Human Rights Watch has said an Israeli strike in south Lebanon that killed seven emergency workers was “an unlawful attack on civilians”, urging Washington to suspend weapons sales to Israel, AFP reports.

The Israel-Lebanon border area has witnessed near-daily cross-border fire after Palestinian militant group Hamas’s unprecedented October 7 attack on southern Israel sparked war in the Gaza Strip.

“An Israeli strike on an emergency and relief centre” in south Lebanon’s Habariyeh on March 27 “killed seven emergency and relief volunteers” and “was an unlawful attack on civilians that failed to take all necessary precautions”, HRW said in a statement.

“If the attack on civilians was carried out intentionally or recklessly, it should be investigated as an apparent war crime,” it added.

Israel’s military said at the time the target was “a military compound” and that the strike killed a “significant terrorist operative” from Jamaa Islamiya, a Lebanese group close to Hamas, and other “terrorists”.

HRW said in the statement that it found “no evidence of a military target at the site”, and said the Israeli strike “targeted a residential structure that housed the Emergency and Relief Corps of the Lebanese Succour Association, a nongovernmental humanitarian organisation”.

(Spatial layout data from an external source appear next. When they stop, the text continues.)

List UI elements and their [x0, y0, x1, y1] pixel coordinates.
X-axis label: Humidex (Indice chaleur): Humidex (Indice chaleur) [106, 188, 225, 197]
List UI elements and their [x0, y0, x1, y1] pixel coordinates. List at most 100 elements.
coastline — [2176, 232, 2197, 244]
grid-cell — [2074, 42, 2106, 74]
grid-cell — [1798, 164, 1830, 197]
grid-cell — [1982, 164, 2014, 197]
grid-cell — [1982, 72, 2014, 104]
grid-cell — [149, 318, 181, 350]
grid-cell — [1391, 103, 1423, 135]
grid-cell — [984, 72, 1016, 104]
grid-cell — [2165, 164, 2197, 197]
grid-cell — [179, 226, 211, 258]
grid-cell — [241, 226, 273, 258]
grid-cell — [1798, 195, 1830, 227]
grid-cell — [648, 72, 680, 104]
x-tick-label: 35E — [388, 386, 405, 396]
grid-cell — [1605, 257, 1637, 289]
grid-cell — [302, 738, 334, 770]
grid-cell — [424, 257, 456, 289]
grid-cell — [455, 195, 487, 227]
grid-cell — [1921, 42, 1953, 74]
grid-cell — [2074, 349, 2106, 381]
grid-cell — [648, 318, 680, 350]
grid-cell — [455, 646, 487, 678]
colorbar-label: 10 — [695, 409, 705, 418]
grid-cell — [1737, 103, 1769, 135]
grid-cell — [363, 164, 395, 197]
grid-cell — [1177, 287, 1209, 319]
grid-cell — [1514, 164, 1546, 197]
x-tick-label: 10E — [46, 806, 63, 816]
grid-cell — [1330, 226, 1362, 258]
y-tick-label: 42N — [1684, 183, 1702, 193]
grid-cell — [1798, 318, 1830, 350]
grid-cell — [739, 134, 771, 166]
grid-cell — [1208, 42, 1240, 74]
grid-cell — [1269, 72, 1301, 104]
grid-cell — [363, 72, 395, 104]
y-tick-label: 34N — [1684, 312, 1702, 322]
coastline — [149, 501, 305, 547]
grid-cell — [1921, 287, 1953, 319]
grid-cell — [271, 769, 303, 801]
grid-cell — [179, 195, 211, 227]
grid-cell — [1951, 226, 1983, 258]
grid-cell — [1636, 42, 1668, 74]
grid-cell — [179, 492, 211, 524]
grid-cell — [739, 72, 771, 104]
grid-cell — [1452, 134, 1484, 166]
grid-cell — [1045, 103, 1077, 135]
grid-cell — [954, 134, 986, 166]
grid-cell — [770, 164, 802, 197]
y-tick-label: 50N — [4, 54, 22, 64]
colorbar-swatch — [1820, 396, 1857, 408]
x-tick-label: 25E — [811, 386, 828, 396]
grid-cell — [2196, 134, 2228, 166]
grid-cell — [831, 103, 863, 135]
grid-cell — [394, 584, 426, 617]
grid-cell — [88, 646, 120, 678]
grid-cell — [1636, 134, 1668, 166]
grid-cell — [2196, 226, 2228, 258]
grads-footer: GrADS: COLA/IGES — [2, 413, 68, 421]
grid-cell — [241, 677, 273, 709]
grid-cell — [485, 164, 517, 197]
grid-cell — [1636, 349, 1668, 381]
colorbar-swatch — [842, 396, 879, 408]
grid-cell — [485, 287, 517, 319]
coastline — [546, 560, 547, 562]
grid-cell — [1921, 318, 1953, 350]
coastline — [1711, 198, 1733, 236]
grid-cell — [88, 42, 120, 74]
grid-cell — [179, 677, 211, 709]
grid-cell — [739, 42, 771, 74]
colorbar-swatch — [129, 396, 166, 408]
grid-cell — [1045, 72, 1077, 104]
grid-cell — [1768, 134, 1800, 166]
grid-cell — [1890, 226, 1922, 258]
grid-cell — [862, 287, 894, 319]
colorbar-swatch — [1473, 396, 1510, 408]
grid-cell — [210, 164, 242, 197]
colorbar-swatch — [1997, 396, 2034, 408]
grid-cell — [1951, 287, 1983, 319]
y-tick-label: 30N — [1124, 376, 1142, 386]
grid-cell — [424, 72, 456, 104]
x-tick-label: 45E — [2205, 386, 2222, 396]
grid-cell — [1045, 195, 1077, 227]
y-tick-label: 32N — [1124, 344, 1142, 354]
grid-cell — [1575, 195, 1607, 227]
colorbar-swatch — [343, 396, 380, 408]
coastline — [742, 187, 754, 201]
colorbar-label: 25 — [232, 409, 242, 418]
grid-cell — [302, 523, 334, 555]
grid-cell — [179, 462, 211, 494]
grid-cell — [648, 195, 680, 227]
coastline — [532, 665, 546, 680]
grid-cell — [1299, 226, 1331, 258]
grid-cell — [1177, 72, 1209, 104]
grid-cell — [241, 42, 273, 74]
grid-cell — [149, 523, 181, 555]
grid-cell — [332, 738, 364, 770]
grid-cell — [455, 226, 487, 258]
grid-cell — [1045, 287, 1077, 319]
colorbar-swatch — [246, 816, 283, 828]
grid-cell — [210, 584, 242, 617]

Jamaa Islamiya later denied it was connected to the emergency responders, and the rescue group told AFP it had no affiliation with any Lebanese political organisation.

HRW said that “the Israeli military’s admission” it had targeted the centre in Habariyeh indicated a “failure to take all feasible precautions to verify that the target was military and avoid loss of civilian life… making the strike unlawful”.